Panel publicly upholds firing of Hall fire official
Service board faces scrutiny for secret vote
David McGhee
David McGehee

The Hall County Civil Service Board publicly voted 4-2 Wednesday to affirm the termination of an ex-Hall County Fire Department battalion chief.

But after extensive testimony had been given last year in a nearly daylong hearing on David McGehee’s departure — which came on the heels of criminal charges — a public vote came only after Superior Court Judge Jason Deal ruled on Dec. 27, 2013, the board had violated the Georgia Open Records Act by conducting a secret vote May 23 that year.

In transcripts from the meeting, Fire Chief David Kimbrell said the department hoped the Feb. 7, 2013, domestic violence incident, which led to several charges against McGehee, wouldn’t make the news.

County Attorney Bill Blalock referenced the headline of an article in The Times, “Hall battalion chief fired after domestic violence incident,” asking how Kimbrell felt about its effect on the reputation of the department.

“Well, we had hoped that the media would not pick up on it, but obviously they did,” he said.

McGehee’s lawyer said his client, a 30-year veteran with the department, faced family and personal difficulties — and a misunderstanding with police on the date in question — and that the county had fired him based on the negative publicity the case created prior to his day in court.

“They want him treated differently,” Gainesville attorney Joseph Homans said at last year’s hearing. “They want him treated differently because the newspaper wrote the article the way that they wrote the article.”

Blalock argued that the article was no more than a reflection of the egregious lack of professionalism in McGehee’s conduct.

“Once the arrest is made, he is booked, the press picks it up, he gets in the newspaper when he’s terminated, they recount the arrest, all that brings a great deal of disrespect by the public with regard (to) Hall County’s Fire Services’ decision,” he said. “You just don’t like to read things like that.”

The county sent out a news release at the time reporting McGehee’s termination.

No public notice was given for McGehee’s hearing, per requirements of the Open Records Act.

McGehee was charged with two counts of simple battery, one count of disorderly conduct and obstruction of an officer after an incident at his home on Dunagan Road. The Hall County Sheriff’s Office responded after McGehee’s stepson called 911 to report a fight between McGehee, his wife and another stepson.

McGehee has pleaded not guilty to all of the charges. His case is tentatively scheduled to be heard in May.

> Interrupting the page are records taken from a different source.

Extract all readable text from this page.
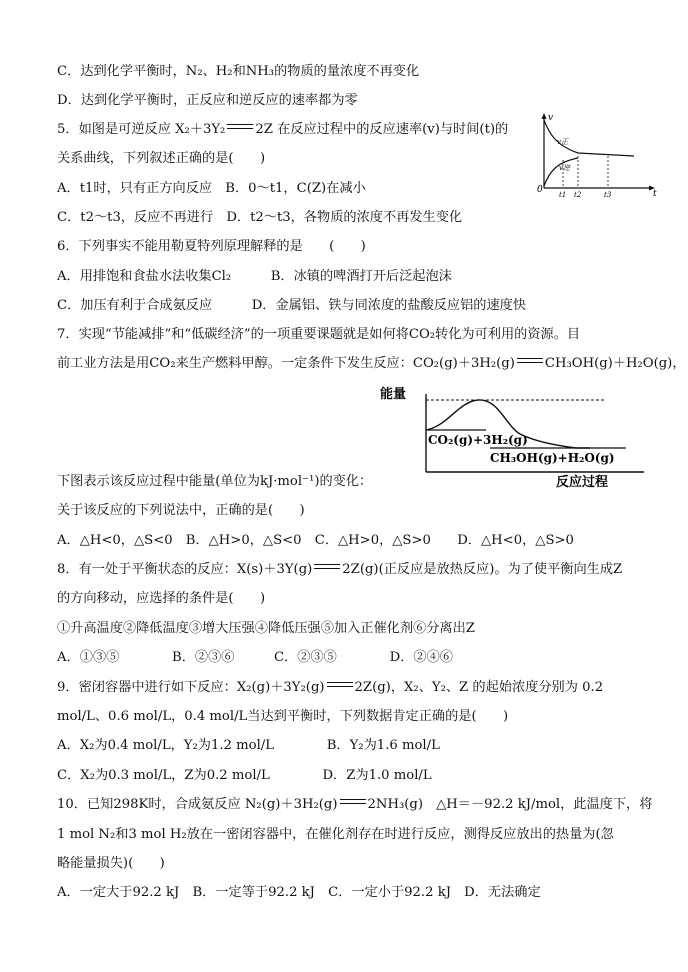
C．达到化学平衡时，N₂、H₂和NH₃的物质的量浓度不再变化
D．达到化学平衡时，正反应和逆反应的速率都为零
5．如图是可逆反应 X₂＋3Y₂ 2Z 在反应过程中的反应速率(v)与时间(t)的
关系曲线，下列叙述正确的是(　　)
A．t1时，只有正方向反应　B．0～t1，C(Z)在减小
C．t2～t3，反应不再进行　D．t2～t3，各物质的浓度不再发生变化
6．下列事实不能用勒夏特列原理解释的是　　(　　)
A．用排饱和食盐水法收集Cl₂　　　B．冰镇的啤酒打开后泛起泡沫
C．加压有利于合成氨反应　　　D．金属铝、铁与同浓度的盐酸反应铝的速度快
7．实现“节能减排”和“低碳经济”的一项重要课题就是如何将CO₂转化为可利用的资源。目
前工业方法是用CO₂来生产燃料甲醇。一定条件下发生反应：CO₂(g)＋3H₂(g) CH₃OH(g)＋H₂O(g)，
下图表示该反应过程中能量(单位为kJ·mol⁻¹)的变化：
关于该反应的下列说法中，正确的是(　　)
A．△H<0，△S<0　B．△H>0，△S<0　C．△H>0，△S>0　　D．△H<0，△S>0
8．有一处于平衡状态的反应：X(s)＋3Y(g) 2Z(g)(正反应是放热反应)。为了使平衡向生成Z
的方向移动，应选择的条件是(　　)
①升高温度②降低温度③增大压强④降低压强⑤加入正催化剂⑥分离出Z
A．①③⑤　　　　B．②③⑥　　　C．②③⑤　　　　D．②④⑥
9．密闭容器中进行如下反应：X₂(g)＋3Y₂(g) 2Z(g)，X₂、Y₂、Z 的起始浓度分别为 0.2
mol/L、0.6 mol/L，0.4 mol/L当达到平衡时，下列数据肯定正确的是(　　)
A．X₂为0.4 mol/L，Y₂为1.2 mol/L　　　　B．Y₂为1.6 mol/L
C．X₂为0.3 mol/L，Z为0.2 mol/L　　　　D．Z为1.0 mol/L
10．已知298K时，合成氨反应 N₂(g)＋3H₂(g) 2NH₃(g)　△H＝－92.2 kJ/mol，此温度下，将
1 mol N₂和3 mol H₂放在一密闭容器中，在催化剂存在时进行反应，测得反应放出的热量为(忽
略能量损失)(　　)
A．一定大于92.2 kJ　B．一定等于92.2 kJ　C．一定小于92.2 kJ　D．无法确定
v
t
0
v正
v逆
t1 t2	t3
能量
CO₂(g)+3H₂(g)
CH₃OH(g)+H₂O(g)
反应过程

According to the county handbook, the Civil Service Board first acts as an employee appeals board, and secondly as an advisory board to the commission and management regarding personnel policies and procedures.

The quasi-judicial board was created in 1968 by constitutional amendment, and its members serve four-year terms. Legislation at the state level is required to amend the Civil Service Act of Hall County.

Four of the seven members are appointed by the commission, two are chosen by a majority of government employees and one by other elected officials in the county, including the sheriff, judges, clerk of Superior Court and tax commissioner. The board doesn’t meet at set times, but rather whenever the need arises.

Hall County Board of Commissioners Chairman Richard Mecum has previously said he favors disbanding the board and instead employing a single administrative law officer. He told state legislators he wanted to eliminate partisanship, politics and friendships in favor of getting to the facts of the law.

Mecum told legislators in December that in one case, board members had “intimidated” others into voting differently during a hearing.

The commission’s request was not put in committee this legislative session, Mecum said.

He had no comment on Deal’s ruling that the board violated the Open Records Act. An email from The Times to the board’s attorney, Perry Sartain, was not returned.

A November 2013 decision the board made concerning the Hall County Sheriff’s Office also was taken in private. The board voted to overturn terminations of two sheriff’s office employees fired in July after an inmate escaped from their custody.

The sheriff’s office is appealing. A motion filed in December noted the secrecy violation, and asked the decision on former deputies Jack Dodd and Larry Henslee be voided.